First-time buyers – the main prop of the property market – remain
priced out, Mr Shipside said, adding that at current rates of pay
rises, it would take seven years for the “affordability gap” to be
closed, assuming house prices don’t fall.
A growing number of City economists think that the slowdown in house
prices over the past year, combined with a sharp drop in consumer
spending, could soon provoke the Bank of England’s monetary policy
committee to cut interest rates, for fear of a much steeper fall.
The slowdown in the housing market is particularly acute in London,
where prices are the most expensive. Asking prices fell 0.7% on the
month, reversing May’s 0.7% rise, while the annual change showed a fall
of 3.1%, the second consecutive drop.
Economists are divided as to whether the housing market, which has
seen prices triple in the past eight years, will remain stagnant while
average earnings catch up, or fall sharply.

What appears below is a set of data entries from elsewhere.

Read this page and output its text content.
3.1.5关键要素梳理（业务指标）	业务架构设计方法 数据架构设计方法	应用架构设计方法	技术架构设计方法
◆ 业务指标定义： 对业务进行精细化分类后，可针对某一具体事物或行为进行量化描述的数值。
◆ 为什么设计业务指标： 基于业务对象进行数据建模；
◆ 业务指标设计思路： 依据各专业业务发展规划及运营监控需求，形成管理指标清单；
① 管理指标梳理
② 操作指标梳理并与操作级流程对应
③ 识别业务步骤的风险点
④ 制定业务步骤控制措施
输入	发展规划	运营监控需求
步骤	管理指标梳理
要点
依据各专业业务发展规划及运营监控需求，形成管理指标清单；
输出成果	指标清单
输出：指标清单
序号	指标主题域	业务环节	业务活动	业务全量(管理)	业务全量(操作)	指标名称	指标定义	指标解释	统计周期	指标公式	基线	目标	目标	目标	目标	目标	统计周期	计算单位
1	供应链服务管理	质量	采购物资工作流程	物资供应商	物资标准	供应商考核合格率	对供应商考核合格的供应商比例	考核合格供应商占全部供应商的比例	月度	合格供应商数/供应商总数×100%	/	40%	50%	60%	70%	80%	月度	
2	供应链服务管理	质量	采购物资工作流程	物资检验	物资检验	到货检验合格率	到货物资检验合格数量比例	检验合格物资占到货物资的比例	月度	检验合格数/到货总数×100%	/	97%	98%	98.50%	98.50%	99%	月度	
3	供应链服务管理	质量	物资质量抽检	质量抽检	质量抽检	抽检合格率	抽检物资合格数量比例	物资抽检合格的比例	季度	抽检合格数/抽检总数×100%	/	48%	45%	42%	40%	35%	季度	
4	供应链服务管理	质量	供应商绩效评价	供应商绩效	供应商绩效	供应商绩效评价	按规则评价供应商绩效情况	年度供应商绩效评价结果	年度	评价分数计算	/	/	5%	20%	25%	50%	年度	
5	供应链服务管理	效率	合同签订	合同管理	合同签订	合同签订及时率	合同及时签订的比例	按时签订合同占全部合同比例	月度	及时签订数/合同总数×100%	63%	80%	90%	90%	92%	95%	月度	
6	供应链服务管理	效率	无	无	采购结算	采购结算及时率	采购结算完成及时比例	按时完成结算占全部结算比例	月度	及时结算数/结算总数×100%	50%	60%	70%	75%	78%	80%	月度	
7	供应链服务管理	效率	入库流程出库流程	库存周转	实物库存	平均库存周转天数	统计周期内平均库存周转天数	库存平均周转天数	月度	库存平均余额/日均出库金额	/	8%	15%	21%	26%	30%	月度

The first is wishful
thinking.
Some – like the Halifax and Nationwide – think that when most of the
big house price indices fall to zero this autumn, the market could
suffer a serious blow. The Bank’s governor, Mervyn King, has admitted
that the monetary policy committee has been surprised at the speed with
which consumer spending has slowed this year and that the link between
house prices and consumption may be stronger than the MPC had thought.
Who would have thought it, when mortgage repayments increase, and house
values fall people spend less money in the shops. And these geniuses
are supposed to be ‘overseeing’ the economy!